As a child, James Rogers wanted to be an inventor. He'd spend afternoons pulling devices apart, trying to understand how they worked.
"I took things apart not just to take things apart but to get at the pieces because I was curious what else I could build with those pieces," he said.
Rogers, 35, was chatting over Zoom from Zurich, Switzerland, where he's promoting a scientific discovery that could improve the global food supply chain. His company, Apeel, aims to lengthen shelf life of unrefrigerated produce by applying an invisible, edible, plant-based coating to the exterior of fruits and vegetables — "using food to preserve food."
Apeel claims produce treated with its natural coating stays fresh two to three times longer.
Rogers founded his company in 2012 with grant support from the Bill & Melinda Gates Foundation. He took the startup out of stealth in 2016. Now, it's valued at more than $1 billion.
Apeel-treated fruits and vegetables are sold in tens of thousands of grocery stores in six countries, including in more than 2,000 Kroger stores across the U.S.
Edeka, one of Europe's largest supermarket corporations, announced last year its use of Apeel in more than 11,000 stores has reduced food waste 50% and increased sales 20%.
And it all started with an idea.
Rogers, as a doctoral student at the University of California-Santa Barbara, was driving through the Salinas Valley one day and was struck by the contrast between a podcast he was listening to on global hunger and the vast cropland he was driving past. He wondered: Was there a way to reduce food waste to fight hunger?
The missing piece, he decided, was time: more time for food to remain fresh between harvest and consumption.
Some foods, such as lemons, have "more time" before perishing than other foods, like strawberries. So, Rogers studied the molecular structure of lemon peels and similar foods, looking for patterns.
Rogers then invented a coating that helps lock moisture inside produce and keep oxygen out, slowing down the rate at which produce spoils.
The Apeel coating is a powdered mixture of plant derivatives — including materials found in peels, seeds and pulp. Produce distributors add water to the powder, then spray, dip or brush it onto other produce.
The coating is designated generally safe to eat by the U.S. Food and Drug Administration.
The company's direct, paying customers are usually retailers.
In some cases, Apeel has reduced the amount of plastic retailers use.
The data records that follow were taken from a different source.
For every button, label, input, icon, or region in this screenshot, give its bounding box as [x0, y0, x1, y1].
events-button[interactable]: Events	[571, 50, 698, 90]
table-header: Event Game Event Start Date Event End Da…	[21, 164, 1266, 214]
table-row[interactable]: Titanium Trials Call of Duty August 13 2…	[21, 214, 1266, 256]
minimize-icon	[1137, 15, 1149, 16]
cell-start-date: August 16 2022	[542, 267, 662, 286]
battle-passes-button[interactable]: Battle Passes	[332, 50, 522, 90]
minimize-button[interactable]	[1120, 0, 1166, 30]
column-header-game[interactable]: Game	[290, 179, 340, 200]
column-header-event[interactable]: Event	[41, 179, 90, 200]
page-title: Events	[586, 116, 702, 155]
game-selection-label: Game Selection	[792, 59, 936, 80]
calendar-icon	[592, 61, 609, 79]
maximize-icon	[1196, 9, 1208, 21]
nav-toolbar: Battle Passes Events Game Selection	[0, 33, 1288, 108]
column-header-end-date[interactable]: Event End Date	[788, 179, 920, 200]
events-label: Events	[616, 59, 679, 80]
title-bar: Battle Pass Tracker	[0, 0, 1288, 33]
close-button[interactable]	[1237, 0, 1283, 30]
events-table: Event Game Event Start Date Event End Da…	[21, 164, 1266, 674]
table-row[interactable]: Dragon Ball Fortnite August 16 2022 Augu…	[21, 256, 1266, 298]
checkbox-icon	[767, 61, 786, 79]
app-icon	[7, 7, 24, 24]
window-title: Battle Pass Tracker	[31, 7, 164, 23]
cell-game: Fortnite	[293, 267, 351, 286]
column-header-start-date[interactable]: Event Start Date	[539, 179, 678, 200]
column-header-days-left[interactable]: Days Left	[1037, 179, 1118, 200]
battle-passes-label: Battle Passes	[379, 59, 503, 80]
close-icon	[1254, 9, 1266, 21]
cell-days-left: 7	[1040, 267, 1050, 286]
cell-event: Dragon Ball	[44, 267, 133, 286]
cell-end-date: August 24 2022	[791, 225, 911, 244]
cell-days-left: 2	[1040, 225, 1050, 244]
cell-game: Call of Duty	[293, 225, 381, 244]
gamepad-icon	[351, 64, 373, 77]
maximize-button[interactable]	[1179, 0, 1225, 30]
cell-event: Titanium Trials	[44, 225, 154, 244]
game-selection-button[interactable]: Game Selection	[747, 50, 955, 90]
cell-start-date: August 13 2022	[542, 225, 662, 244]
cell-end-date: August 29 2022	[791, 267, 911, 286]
For example, last fall, Walmart removed plastic from its cucumbers and applied Apeel instead, saving the equivalent of 820,000 single-use plastic water bottles per 500,000 cases.
So far, Rogers and his team have invented coatings for avocados, oranges, mandarins, long-English cucumbers, lemons, limes, organic apples and mangoes.
What other fruits and vegetables does Rogers want to treat?
"Everything. Literally everything," he said, and laughed.
His team will choose which commodities to work on next by asking retailers to identify priorities.
Rogers describes Apeel headquarters in Santa Barbara as "a little like a giant farmers market, but with scientists and technicians running around in lab coats."
The company continues to expand.
This May, Apeel made its first acquisition: a startup called ImpactVision, using artificial intelligence and advanced imaging to look inside produce. The technology — called hyperspectral imaging, the kind used by NASA to study Mars — can "see" inside a fruit without removing its peel and pick up subtleties the naked eye can't.
For example, the technology can recognize whether an apple will mold before it goes into storage. That apple, rather than potentially spoiling a box, can be diverted to make apple juice.
The technology can also predict the exact expiration date of each individual fruit, which Rogers envisions may eventually end up on labels in grocery stores.
And as the company grows, so does Rogers' vision to work more directly with farmers.
About 100 of Apeel's engineers are currently working on field trials with farmers to test whether Apeel can be sprayed before harvest as an alternative to pesticides and fungicides.
"It's all so exciting," said Rogers.